Pete’s Dragon: For Pete’s sake

The animated dragon in Pete’s Dragon never quite melds with the environment, especially with the humans, and in another film, it’d be tempting to think of this as a flaw. But here, this incongruity is almost sort of the point. Elliott, the dragon, is among the most docile ever seen in cinema, and not just when it comes to the portrayal of dragons. Its green fur is almost grassy in texture, and one of its canines is chipped, likely the result of a harmless hop gone wrong. At all times, Elliott, the dragon, reminded me of a golden retriever pup. From how it exposes its belly when sleeping to the ungainly way in which it descends to the ground each time to how easily it gets distracted by butterflies and garden sprinklers. It’s not at all surprising then that the film’s opening line is, “This is the story of a puppy called Elliott.”

Where there is a puppy — er, a dragon — there is a child, of course. In this case, a ten-year-old Pete, who’s had a Mowgli-esque upbringing in the depths of the jungle, and so, growls and grunts better than he talks. The Jungle Book’s not the only film Pete’s Dragon reminds you of. The attempts at capturing the dragon reminded me a lot of King Kong. What is fiercely, uniquely the film’s though is its milieu: An 80’s under-populated American town whose residents seem to know each other quite well, and whose sheriff isn’t as much feared as he is thought of as a helpful cohabitant. I loved the story’s small-town appeal, its lack of ambition. The harmony of the town is why it doesn’t seem odd at all when forest ranger, Grace Meacham (Bryce Dallas Howard), welcomes Pete into her home, despite already having a young daughter. You’d expect nothing less from such a community.

Genre: Fantasy Adventure
Director: David Lowery
Cast: Bryce Dallas Howard, Oakes Fegley, Robert Redford
Storyline: The adventures of a boy and his dragon

Pete’s Dragon is a Disney film, and as you can imagine, almost every character is good. Even the evil Gavin (Karl Urban), that horrible lumberjack who feels no guilt about operating in the protected areas of the forest, has no great agenda, no destructive plan. As he says towards the end, “I haven’t really thought it through.” When as many characters are shown to be innately decent, it is only natural that sometimes, it all almost seems simplistic. Like when Grace’s father, Mr. Meacham (Robert Redford) — and through him, the director David Lowery — gently rebukes Grace for refusing to believe in the existence of dragons for lack of evidence. But this isn’t the sort of film in which you want to science things up and tell Mr. Meacham that the burden of proof rests on whoever claims the existence of something. The film’s, after all, about magic. In the words of Mr. Meacham himself, “Magic. Nothing else can explain it.”

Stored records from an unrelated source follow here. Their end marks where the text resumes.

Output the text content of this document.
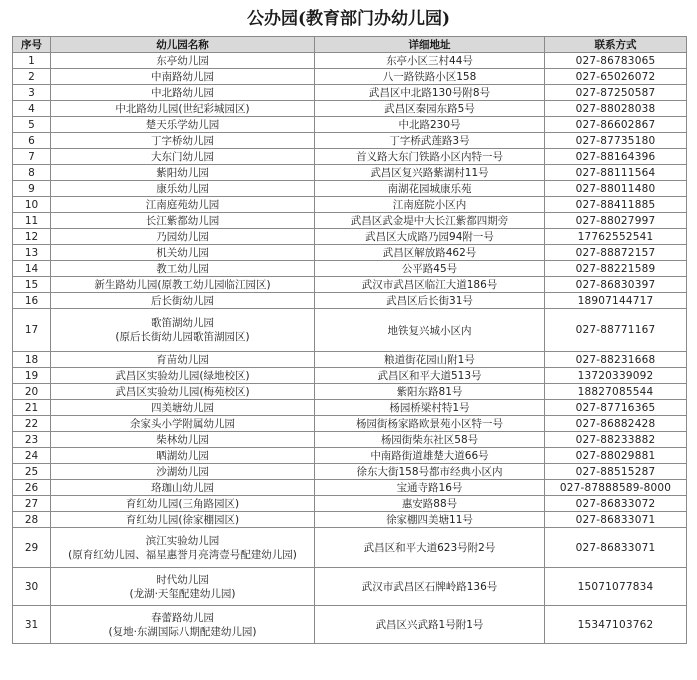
公办园(教育部门办幼儿园)
序号	幼儿园名称	详细地址	联系方式
1	东亭幼儿园	东亭小区三村44号	027-86783065
2	中南路幼儿园	八一路铁路小区158	027-65026072
3	中北路幼儿园	武昌区中北路130号附8号	027-87250587
4	中北路幼儿园(世纪彩城园区)	武昌区秦园东路5号	027-88028038
5	楚天乐学幼儿园	中北路230号	027-86602867
6	丁字桥幼儿园	丁字桥武莲路3号	027-87735180
7	大东门幼儿园	首义路大东门铁路小区内特一号	027-88164396
8	紫阳幼儿园	武昌区复兴路紫湖村11号	027-88111564
9	康乐幼儿园	南湖花园城康乐苑	027-88011480
10	江南庭苑幼儿园	江南庭院小区内	027-88411885
11	长江紫都幼儿园	武昌区武金堤中大长江紫都四期旁	027-88027997
12	乃园幼儿园	武昌区大成路乃园94附一号	17762552541
13	机关幼儿园	武昌区解放路462号	027-88872157
14	教工幼儿园	公平路45号	027-88221589
15	新生路幼儿园(原教工幼儿园临江园区)	武汉市武昌区临江大道186号	027-86830397
16	后长街幼儿园	武昌区后长街31号	18907144717
17	歌笛湖幼儿园
(原后长街幼儿园歌笛湖园区)	地铁复兴城小区内	027-88771167
18	育苗幼儿园	粮道街花园山附1号	027-88231668
19	武昌区实验幼儿园(绿地校区)	武昌区和平大道513号	13720339092
20	武昌区实验幼儿园(梅苑校区)	紫阳东路81号	18827085544
21	四美塘幼儿园	杨园桥梁村特1号	027-87716365
22	余家头小学附属幼儿园	杨园街杨家路欧景苑小区特一号	027-86882428
23	柴林幼儿园	杨园街柴东社区58号	027-88233882
24	晒湖幼儿园	中南路街道雄楚大道66号	027-88029881
25	沙湖幼儿园	徐东大街158号都市经典小区内	027-88515287
26	珞珈山幼儿园	宝通寺路16号	027-87888589-8000
27	育红幼儿园(三角路园区)	惠安路88号	027-86833072
28	育红幼儿园(徐家棚园区)	徐家棚四美塘11号	027-86833071
29	滨江实验幼儿园
(原育红幼儿园、福星惠誉月亮湾壹号配建幼儿园)	武昌区和平大道623号附2号	027-86833071
30	时代幼儿园
(龙湖·天玺配建幼儿园)	武汉市武昌区石牌岭路136号	15071077834
31	春蕾路幼儿园
(复地·东湖国际八期配建幼儿园)	武昌区兴武路1号附1号	15347103762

This is also not a film in which you wind yourself into a knot over minor practical details. So, when Pete is shown labouring over everyday tasks like brushing, and eating a sandwich, you don’t quite wonder why he, who was five at the time of the accident that made him a denizen of the jungle, doesn’t quite remember these tasks. In Pete’s Dragon, it’s the emotional details that truly matter. Like when Pete, unable to bear separation from the dragon, howls like a pained dog. Like when Mr. Meacham, when in the presence of the dragon, looks at his daughter with pride, and asks, “What did I tell you?” Like when the dragon rests with Pete in the great outdoors at dusk and gazes, almost longingly at the northern star. No words are spoken, but eventually, you wonder if Elliott was craving the company of its kind, just like Pete seems to when he investigates Grace’s compass and finds a photo of her family.

The music in Pete’s Dragon is as light and comforting as an evening breeze. The sort of twanging guitar and soulful vocals that make you feel the promise of approaching beauty, that make you want to set out on a trip to the great outdoors in the hope that perhaps, just perhaps, you could spot a dragon too.